Currently, lldb does not handle this list of duplicates correctly. The bugs in the
handling of duplicate classes are in the for loop over the duplicates, which has the
following issues:

  1. Indexing into the unique class list (classOffsets), not the duplicate list (duplicateClassOffsets)
  2. Not incrementing idx

The result is that the first N unique classes are wastefully rehashed, where N is
duplicates_count (which can be large).

Note that this change removes the loop over the duplicates altogether, to avoid paying
the cost of ultimately doing nothing.

Ideally, the above bugs could be addressed, however lldb doesn't know which of the
duplicates the ObjC runtime has chosen. When the ObjC runtime registers duplicate
classes, it emits the following error:

Class <class> is implemented in both libA.dylib (0x1048800b8) and libB.dylib
(0x1048700b8). One of the two will be used. Which one is undefined.
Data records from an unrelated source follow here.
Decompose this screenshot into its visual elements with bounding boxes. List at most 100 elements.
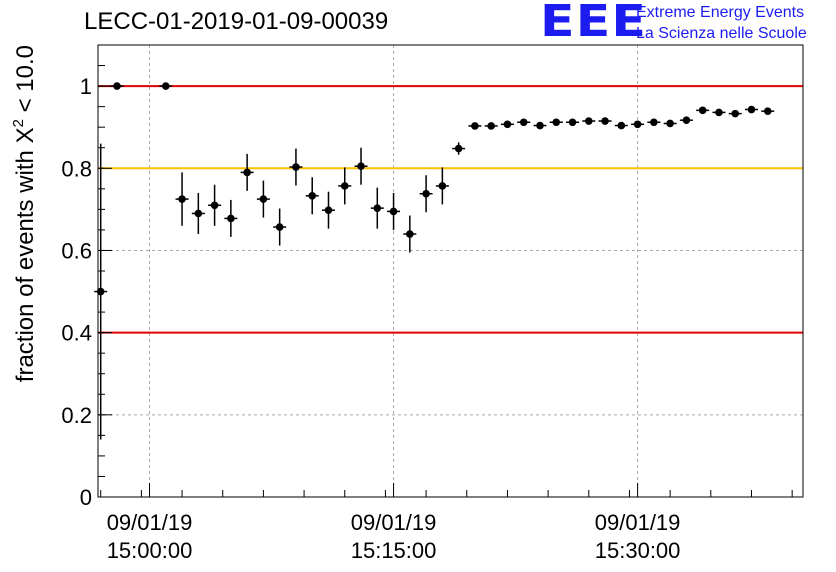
point-marker	[178, 195, 186, 203]
point-marker	[552, 118, 561, 127]
point-marker	[584, 117, 593, 125]
y-tick-label: 0.6	[61, 238, 92, 263]
point-marker	[308, 192, 317, 200]
data-point	[289, 148, 303, 186]
point-marker	[275, 223, 284, 231]
data-point	[208, 184, 222, 226]
point-marker	[617, 121, 626, 130]
data-point	[354, 147, 368, 185]
point-marker	[243, 168, 251, 177]
data-point	[631, 120, 645, 129]
y-axis-title-superscript: 2	[10, 119, 27, 127]
y-tick-label: 1	[80, 74, 92, 99]
point-marker	[373, 204, 382, 212]
data-point	[614, 121, 628, 130]
data-point	[435, 167, 449, 205]
point-marker	[161, 82, 170, 90]
logo-line-1: Extreme Energy Events	[636, 4, 805, 21]
point-marker	[113, 82, 121, 90]
point-marker	[682, 116, 691, 124]
data-point	[696, 106, 710, 115]
point-marker	[324, 206, 333, 214]
data-point	[110, 82, 124, 90]
data-point	[500, 120, 514, 129]
data-point	[663, 119, 677, 128]
point-marker	[666, 119, 674, 128]
logo-mark: EEE	[540, 0, 648, 47]
data-point	[679, 116, 693, 124]
point-marker	[194, 209, 203, 218]
y-axis: 0 0.2 0.4 0.6 0.8 1	[61, 65, 112, 510]
point-marker	[568, 118, 577, 127]
data-point	[647, 118, 661, 127]
data-point	[403, 215, 417, 253]
data-point	[452, 142, 466, 155]
point-marker	[438, 182, 447, 190]
data-point	[175, 172, 189, 226]
point-marker	[487, 122, 495, 130]
point-marker	[389, 207, 398, 216]
y-axis-title-suffix: < 10.0	[12, 45, 39, 119]
x-tick-label-date: 09/01/19	[351, 510, 437, 535]
point-marker	[698, 106, 707, 115]
data-point	[94, 143, 108, 440]
point-marker	[471, 122, 479, 130]
y-axis-title-symbol: X	[12, 127, 39, 143]
data-point	[566, 118, 580, 127]
reference-lines	[98, 85, 803, 334]
x-tick-label-time: 15:30:00	[595, 538, 681, 563]
point-marker	[715, 108, 723, 117]
data-point	[387, 192, 401, 230]
data-point	[321, 191, 335, 229]
point-marker	[210, 201, 219, 210]
data-point	[224, 199, 238, 237]
x-tick-label-date: 09/01/19	[595, 510, 681, 535]
data-point	[598, 117, 612, 125]
x-axis: 09/01/19 15:00:00 09/01/19 15:15:00 09/01/19…	[100, 483, 793, 563]
y-tick-label: 0.8	[61, 156, 92, 181]
point-marker	[454, 144, 463, 153]
point-marker	[227, 214, 235, 223]
data-point	[549, 118, 563, 127]
data-point	[533, 121, 547, 130]
point-marker	[633, 120, 642, 129]
data-point	[240, 153, 254, 191]
y-tick-label: 0	[80, 485, 92, 510]
data-point	[517, 118, 531, 127]
data-point	[582, 117, 596, 125]
point-marker	[406, 230, 414, 238]
point-marker	[292, 163, 300, 171]
point-marker	[96, 287, 105, 296]
y-tick-label: 0.2	[61, 403, 92, 428]
point-marker	[650, 118, 658, 127]
x-tick-label-time: 15:15:00	[351, 538, 437, 563]
data-point	[744, 105, 758, 114]
grid-lines	[98, 45, 803, 497]
x-tick-label-date: 09/01/19	[107, 510, 193, 535]
point-marker	[340, 182, 349, 190]
point-marker	[422, 189, 430, 198]
logo-line-2: La Scienza nelle Scuole	[636, 25, 807, 42]
y-axis-title-prefix: fraction of events with	[12, 143, 39, 382]
point-marker	[536, 121, 544, 130]
data-point	[191, 192, 205, 235]
data-point	[370, 187, 384, 229]
point-marker	[601, 117, 609, 125]
data-series	[94, 82, 775, 440]
data-point	[728, 109, 742, 118]
data-point	[419, 175, 433, 213]
point-marker	[519, 118, 528, 127]
plot-frame	[97, 44, 804, 498]
x-tick-label-time: 15:00:00	[107, 538, 193, 563]
point-marker	[503, 120, 512, 129]
point-marker	[747, 105, 756, 114]
data-point	[761, 107, 775, 115]
data-point	[712, 108, 726, 117]
eee-logo: EEE Extreme Energy Events La Scienza nel…	[540, 0, 830, 47]
data-point	[338, 167, 352, 205]
data-point	[484, 122, 498, 130]
point-marker	[763, 107, 772, 115]
chart-title: LECC-01-2019-01-09-00039	[84, 8, 389, 35]
data-point	[468, 122, 482, 130]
In lldb, the code that uses results of this scan does class lookup by name, and doesn't
handle the case where there are multiple classes for a given name. Also, lldb doesn't
know which of the duplicates the ObjC runtime has chosen.

The ultimate fix is to determine which duplicate the ObjC runtime has chosen, and have
lldb use that too.

Diff Detail

Event Timeline

kastiglione created this revision.Jun 23 2023, 10:47 AM
Herald added a project: Restricted Project. · View Herald TranscriptJun 23 2023, 10:47 AM
kastiglione requested review of this revision.Jun 23 2023, 10:47 AM
Herald added a project: Restricted Project. · View Herald TranscriptJun 23 2023, 10:47 AM

Both issues are not present in the code that does the equivalent parsing for Objective-C versions 12 through 15. Most likely I accidentally introduced these bugs when copy/pasting this for the changes in 16. I would prefer to use that rather than diverging our handling of duplicates based on the Objective-C runtime version.

jingham added a comment.EditedJun 23 2023, 11:30 AM

There's similar code for the runtime versions 12-15 which actually looks correct. It seems to claim that the duplicate classes are all stuffed after the capacity in the classOffsets array and that the one that won will indeed be in that list but will not be marked as a duplicate. Did it not work to fix what look like transcription errors going from the 12-15 version of this code to the 16 version?

and that the one that won will indeed be in that list but will not be marked as a duplicate.

All of the duplicate classes are in the duplicate list, not a single class that won. For example, a duplicated class, say ABCSomeController, will be in the duplicate list 2 or more times. The result is that there's redundant hashing, since each of the duplicate names occurs 2 or more times. Which is maybe fine, or maybe causes a perf penalty. Another result is that ObjCLanguageRuntime::m_hash_to_isa_map (a multimap) ends up storing every duplicate, however the readers of m_hash_to_isa_map always take the first match found (see ObjCLanguageRuntime::GetDescriptorIterator). In other words, the redundant classes are never accessed, and the one lldb does return could differ from the class the objc runtime has picked. A "fix" to the surface level bugs identified here has the result of exposing a bunch of non-determinism.

My thought process was: "This is broken to the point that duplicate classes are currently being dropped altogether, and nobody has identified this as a problem. Maybe delete the code until we can figure out a proper fix."

I am fine with the "fix", but as you can see I am very skeptical in it being helpful.